Out of the 35,000 cities, towns and villages that France counts, about 30,000 have already elected their mayor in the first round. But many French large cities are among the 5,000 remaining, including Paris, Lyon and Marseille.
Philippe said the elections could only be held at the end of June if conditions surrounding the coronavirus pandemic would allow it and that no final decision had been made, according to party leaders.
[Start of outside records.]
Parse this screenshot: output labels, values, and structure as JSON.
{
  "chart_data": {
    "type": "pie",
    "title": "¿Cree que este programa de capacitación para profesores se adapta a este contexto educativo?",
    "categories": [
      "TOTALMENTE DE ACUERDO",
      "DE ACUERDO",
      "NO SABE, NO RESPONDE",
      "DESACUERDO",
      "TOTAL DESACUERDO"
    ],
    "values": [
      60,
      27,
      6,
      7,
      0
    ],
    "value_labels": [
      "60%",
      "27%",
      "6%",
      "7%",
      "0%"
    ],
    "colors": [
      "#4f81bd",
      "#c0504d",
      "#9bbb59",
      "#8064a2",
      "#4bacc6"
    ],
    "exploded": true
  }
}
A postponement beyond July 1 would require cancelling the results of elections held in March for the cities that did not elect a mayor at the first round and organising a new ballot.
The first round was just two days before the start of a nationwide lockdown, to the bewilderment of many as Philippe then said the vote would go ahead even as he declared all cafes, bars, cinemas and non-essential shops would close until further notice.
France is the world’s fourth worst-hit country in terms of deaths from the novel coronavirus. Its lockdown started to ease last week.
“The majority of the participants are in favour of a ballot on 28 June,” the head of centrist UDI party Jean-Christophe Lagarde told Reuters, asking for a postponement of the vote to 2021.
The organisation of a second round at the end of June “is the preferred option, it seems,” said Socialist Party leader Olivier Faure.